The International Energy Agency (IEA) held the UK launch of its Medium-Term Renewable Energy Market Report on Tuesday (15th December), followed by a panel debate featuring speakers from the Committee on Climate Change, Solarcentury and RES. The report analyses progress in adopting renewable energy sources in the electricity, transport and heat sectors; identifies challenges to further deployment; and makes projections through to 2020. Whilst the panel drew attention to some encouraging signs for the renewables industry, there were also repeated calls for policy certainty in order for the industry to continue to grow.
The launch of the report was timely, arriving soon after the conclusion of the COP21 climate talks in Paris. Michael Waldron, Renewable Energy Markets Analyst for the IEA, and Mike Thompson, Head of Carbon Budgets for the Committee on Climate Change, both hailed the deal reached in Paris as a source of optimism for the renewables industry, highlighting the important role renewable energy will play in achieving the COP21 pledges. The COP21 deal wasn’t the only source of optimism, with Seb Berry, Head of Public Affairs at Solarcentury, arguing that the IEA’s prediction of 10GW of UK solar by 2020 is “almost certainly an underestimate,” and stressing the unstoppable march of renewables towards grid parity.
Despite this positivity, the panel was nonetheless united in calling for policy certainty from the UK Government. The IEA report concludes that renewables are affordable but that variability of policies is the number one threat to necessary investment, and the panellists echoed this view. Rob Sauven, Group Business Development Director at RES, said that while RES will invest post-COP, investors “need an urgent signal to keep developing in the UK up to 2020.” Berry argued that Government decisions since the election haven’t led to policy uncertainty but a “policy assault,” with policies for solar and onshore wind having been “turned upside down.” He urged a change of course but conceded that “prospects are not looking great” for a softening of the Feed in Tariff (FiT) cuts when the Government responds to the consultation on the changes (expected later this week).

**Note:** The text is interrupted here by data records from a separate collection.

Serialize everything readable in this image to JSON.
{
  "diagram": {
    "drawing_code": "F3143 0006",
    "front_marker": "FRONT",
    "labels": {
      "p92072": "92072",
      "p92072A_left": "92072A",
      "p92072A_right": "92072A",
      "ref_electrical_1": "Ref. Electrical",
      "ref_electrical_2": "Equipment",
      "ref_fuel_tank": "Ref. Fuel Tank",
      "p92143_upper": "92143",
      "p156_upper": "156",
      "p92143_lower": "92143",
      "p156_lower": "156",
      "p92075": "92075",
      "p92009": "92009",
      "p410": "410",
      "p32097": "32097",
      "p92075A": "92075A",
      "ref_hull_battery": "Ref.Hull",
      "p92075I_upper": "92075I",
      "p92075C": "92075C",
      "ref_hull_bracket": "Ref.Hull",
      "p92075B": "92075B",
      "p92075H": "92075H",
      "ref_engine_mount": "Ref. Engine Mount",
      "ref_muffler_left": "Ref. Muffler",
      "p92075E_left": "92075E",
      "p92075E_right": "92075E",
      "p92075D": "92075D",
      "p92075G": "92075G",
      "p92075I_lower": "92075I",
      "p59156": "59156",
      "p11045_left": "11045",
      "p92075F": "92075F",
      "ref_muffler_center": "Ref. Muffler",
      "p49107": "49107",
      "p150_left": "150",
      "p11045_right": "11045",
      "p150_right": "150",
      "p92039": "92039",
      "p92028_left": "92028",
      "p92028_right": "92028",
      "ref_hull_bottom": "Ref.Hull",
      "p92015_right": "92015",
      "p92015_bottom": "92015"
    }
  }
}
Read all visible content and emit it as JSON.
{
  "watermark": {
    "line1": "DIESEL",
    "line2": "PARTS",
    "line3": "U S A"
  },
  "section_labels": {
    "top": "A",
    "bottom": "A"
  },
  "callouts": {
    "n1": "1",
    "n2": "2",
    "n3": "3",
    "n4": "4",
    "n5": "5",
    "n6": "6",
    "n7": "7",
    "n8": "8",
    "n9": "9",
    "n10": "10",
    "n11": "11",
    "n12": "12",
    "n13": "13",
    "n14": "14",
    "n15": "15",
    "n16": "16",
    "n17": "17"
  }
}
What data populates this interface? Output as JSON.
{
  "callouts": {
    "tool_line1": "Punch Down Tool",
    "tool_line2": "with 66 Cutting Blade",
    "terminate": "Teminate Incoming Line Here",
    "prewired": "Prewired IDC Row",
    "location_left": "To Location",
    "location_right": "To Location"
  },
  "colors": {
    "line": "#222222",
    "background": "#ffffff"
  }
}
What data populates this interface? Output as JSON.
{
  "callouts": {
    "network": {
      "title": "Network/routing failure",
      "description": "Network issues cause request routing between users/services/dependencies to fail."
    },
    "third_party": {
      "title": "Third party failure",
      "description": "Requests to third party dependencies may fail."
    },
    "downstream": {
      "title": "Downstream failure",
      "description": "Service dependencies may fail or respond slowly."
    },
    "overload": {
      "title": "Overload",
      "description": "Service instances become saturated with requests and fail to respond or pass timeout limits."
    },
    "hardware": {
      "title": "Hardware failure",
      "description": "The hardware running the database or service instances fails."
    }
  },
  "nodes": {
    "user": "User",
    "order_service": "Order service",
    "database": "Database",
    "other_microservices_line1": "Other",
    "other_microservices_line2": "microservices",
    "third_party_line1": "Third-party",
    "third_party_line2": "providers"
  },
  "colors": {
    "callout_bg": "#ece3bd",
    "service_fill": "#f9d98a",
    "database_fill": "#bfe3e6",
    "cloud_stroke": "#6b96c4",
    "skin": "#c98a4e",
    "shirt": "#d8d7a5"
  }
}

Consequently the key theme of the discussion was frustration at the speed with which renewable energy policy has changed in the UK since the General Election in May. All of the panellists agreed that subsidies for the renewable industry should eventually be cut, but argued that the speed with which they had been withdrawn had created uncertainty in the industry. In order to mobilise the scale of investment in renewables needed to comply with the COP21 deal, the Government must find a way of rectifying that uncertainty – and fast.
Despite the justifiable view among many in the renewables industry that they have been treated unfairly, recent research gives grounds for optimism. A paper prepared by Solar Media’s Finlay Colville shows that an unanticipated consequence of the changes could be to herald a more consistent roll-out of renewables, rather than the peaks-and-troughs we have often seen in the past. These intermittent peaks in demand were caused by companies rushing to deploy before an incentive deadline. However Colville contends that the post-subsidy future will see steady and predictable growth to 2020 of 1GW a year – ending the boom and bust cycles in the industry. This would return the UK to the forefront of renewables in Europe, and should be welcomed by both investors and the government alike. For those renewables companies that survive the removal of subsidies, there may be a small chink of light on the horizon.